It’s always been stressful on the internet, but lately, something feels different. There have always been trolls and ugly news stories, but in recent months, we’re starting to catch dread glimpses of a larger design. We sense a latent horror behind the social media cleanses and offline apps, an understanding that the mere presence of networked electronics draws us ever deeper into the dark ocean of gibbering madness that always lingers just beyond our comprehension.
Some nights ago, I happened upon the disjointed ramblings of a Tumblr user called “astercrash,” which brought the matter into terrible clarity.
We’ve got this dimension right next to ours, that extends across the entire planet, and it is just brimming with nightmares. We have spambots, viruses, ransomware, this endless legion of malevolent entities that are blindly probing us for weaknesses, seeking only to corrupt, to thieve, to destroy.
Add onto that the corrupted ones themselves, humans who’ve abandoned morality and given up faces to hunt other people, jeering them, lashing out, seeing how easy it is to kill something you can’t touch or see or smell. They’ll corrupt anything they think could be a vessel for their message and they’ll jabber madly at any who question them. Their chittering haunts every corner of the internet. They are not unlike the spambots in some ways.

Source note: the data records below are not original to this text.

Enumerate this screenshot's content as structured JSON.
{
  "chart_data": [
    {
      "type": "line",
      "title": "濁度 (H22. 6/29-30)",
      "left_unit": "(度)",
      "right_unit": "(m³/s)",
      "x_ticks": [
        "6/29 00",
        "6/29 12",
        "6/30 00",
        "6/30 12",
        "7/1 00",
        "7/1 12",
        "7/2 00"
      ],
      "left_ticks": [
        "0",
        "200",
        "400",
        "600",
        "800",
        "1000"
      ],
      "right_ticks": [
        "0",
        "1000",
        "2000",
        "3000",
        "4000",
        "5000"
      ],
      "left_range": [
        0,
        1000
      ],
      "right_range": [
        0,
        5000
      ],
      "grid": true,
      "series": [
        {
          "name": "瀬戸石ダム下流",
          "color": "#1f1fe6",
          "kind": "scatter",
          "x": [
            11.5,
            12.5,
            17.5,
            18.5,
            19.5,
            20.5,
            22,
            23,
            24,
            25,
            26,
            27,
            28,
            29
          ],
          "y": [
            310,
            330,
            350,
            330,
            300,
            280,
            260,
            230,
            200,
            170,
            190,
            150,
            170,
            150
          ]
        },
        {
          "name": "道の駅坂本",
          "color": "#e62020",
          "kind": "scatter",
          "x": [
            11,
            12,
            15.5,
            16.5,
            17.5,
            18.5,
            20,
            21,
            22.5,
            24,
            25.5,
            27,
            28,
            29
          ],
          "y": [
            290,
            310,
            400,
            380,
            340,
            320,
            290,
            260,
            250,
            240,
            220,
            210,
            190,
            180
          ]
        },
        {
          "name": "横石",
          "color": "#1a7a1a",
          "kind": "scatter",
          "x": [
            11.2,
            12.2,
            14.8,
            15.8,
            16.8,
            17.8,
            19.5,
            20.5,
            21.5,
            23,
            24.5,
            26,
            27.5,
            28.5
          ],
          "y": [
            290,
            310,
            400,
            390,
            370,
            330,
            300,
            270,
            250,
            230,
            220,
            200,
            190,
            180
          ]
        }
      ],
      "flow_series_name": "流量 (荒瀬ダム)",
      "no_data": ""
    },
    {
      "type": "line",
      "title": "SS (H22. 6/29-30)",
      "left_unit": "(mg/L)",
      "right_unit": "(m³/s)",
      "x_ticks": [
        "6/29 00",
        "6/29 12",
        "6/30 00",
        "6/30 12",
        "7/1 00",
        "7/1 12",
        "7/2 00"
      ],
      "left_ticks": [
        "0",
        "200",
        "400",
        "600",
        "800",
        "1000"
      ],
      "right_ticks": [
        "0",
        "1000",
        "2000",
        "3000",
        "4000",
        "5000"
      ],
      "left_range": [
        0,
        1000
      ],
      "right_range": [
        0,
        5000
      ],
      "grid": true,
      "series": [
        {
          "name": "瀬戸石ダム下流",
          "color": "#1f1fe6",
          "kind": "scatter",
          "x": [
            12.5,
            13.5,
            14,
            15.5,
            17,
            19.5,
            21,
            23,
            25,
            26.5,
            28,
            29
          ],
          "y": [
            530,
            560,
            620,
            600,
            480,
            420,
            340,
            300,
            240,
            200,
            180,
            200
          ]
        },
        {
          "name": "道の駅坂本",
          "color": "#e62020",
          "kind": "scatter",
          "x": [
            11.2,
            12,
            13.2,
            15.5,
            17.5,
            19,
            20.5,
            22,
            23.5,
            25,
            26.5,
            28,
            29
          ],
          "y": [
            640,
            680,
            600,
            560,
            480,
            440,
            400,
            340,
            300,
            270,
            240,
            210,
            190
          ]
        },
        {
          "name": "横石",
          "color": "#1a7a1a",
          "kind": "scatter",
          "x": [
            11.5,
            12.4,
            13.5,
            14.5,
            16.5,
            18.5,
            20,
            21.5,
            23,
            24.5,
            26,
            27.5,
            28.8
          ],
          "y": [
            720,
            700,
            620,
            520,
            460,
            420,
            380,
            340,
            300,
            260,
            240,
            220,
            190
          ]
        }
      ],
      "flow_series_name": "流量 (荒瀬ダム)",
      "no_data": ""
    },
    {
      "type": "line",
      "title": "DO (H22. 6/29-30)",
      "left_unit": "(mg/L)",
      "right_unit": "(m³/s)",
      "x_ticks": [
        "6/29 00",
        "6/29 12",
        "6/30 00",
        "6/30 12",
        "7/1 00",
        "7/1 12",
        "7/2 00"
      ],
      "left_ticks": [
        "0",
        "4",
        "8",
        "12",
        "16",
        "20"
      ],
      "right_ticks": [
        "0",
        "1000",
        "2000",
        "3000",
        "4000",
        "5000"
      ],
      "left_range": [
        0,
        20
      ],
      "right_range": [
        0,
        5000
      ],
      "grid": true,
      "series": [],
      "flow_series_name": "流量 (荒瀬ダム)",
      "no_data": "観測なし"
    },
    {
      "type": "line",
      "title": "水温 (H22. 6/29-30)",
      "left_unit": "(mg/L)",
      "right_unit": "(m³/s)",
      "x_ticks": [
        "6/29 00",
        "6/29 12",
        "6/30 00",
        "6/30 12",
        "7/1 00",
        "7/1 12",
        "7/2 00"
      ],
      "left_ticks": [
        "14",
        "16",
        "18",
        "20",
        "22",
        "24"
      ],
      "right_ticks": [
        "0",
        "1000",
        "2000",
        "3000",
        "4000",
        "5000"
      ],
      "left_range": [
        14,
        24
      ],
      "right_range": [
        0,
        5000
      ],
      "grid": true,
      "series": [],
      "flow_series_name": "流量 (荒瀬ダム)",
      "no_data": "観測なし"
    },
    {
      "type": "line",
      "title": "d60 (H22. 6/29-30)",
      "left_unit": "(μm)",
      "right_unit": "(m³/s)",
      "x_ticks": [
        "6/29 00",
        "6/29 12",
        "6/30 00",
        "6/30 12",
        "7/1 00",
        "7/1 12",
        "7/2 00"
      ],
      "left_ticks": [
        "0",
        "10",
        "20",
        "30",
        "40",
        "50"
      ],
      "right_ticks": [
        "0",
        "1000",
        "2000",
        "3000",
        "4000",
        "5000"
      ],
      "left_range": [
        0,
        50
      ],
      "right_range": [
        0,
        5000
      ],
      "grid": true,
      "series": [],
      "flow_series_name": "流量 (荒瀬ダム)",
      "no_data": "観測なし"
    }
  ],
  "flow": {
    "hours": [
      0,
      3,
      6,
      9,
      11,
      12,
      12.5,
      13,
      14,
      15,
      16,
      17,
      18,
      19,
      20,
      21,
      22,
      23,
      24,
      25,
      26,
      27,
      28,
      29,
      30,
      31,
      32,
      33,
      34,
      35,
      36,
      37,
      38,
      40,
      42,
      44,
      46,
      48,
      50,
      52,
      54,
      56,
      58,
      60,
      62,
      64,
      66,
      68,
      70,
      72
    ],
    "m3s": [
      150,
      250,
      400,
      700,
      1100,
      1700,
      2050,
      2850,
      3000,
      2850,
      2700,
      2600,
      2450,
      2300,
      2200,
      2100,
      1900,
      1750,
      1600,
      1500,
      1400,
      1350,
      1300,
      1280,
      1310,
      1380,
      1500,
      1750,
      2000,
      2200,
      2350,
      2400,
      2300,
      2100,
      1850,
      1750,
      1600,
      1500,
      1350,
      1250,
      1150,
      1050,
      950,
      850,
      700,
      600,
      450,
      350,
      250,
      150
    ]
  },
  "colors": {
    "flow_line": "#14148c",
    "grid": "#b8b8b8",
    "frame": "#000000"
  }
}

Add on top of that the arcane magisters, who are forever working at the cracks between our world and the world we made. Some of them do it for fun, some of them do it for wealth, others do it for the power of nations unwise enough to trust them. There are mages who work to defend against this particular evil, but they are mad prophets, and their advice is almost never heeded, even by those who keep them as protection.
It makes a lot of sense! Cybersecurity folks tend to assume the internet is an endless source of threats, but now that hordes of Kremlin-backed troublemakers are spreading Bernie Sanders thong drawings to weaken America’s resolve, this kind of waking nightmare is more plausible than ever. Who among us, after a late night of browsing, has not sensed the delirious rumblings of an ancient and unspeakable horror? In the haze of connectivity, are we not all drawn to the same nightmarish portent?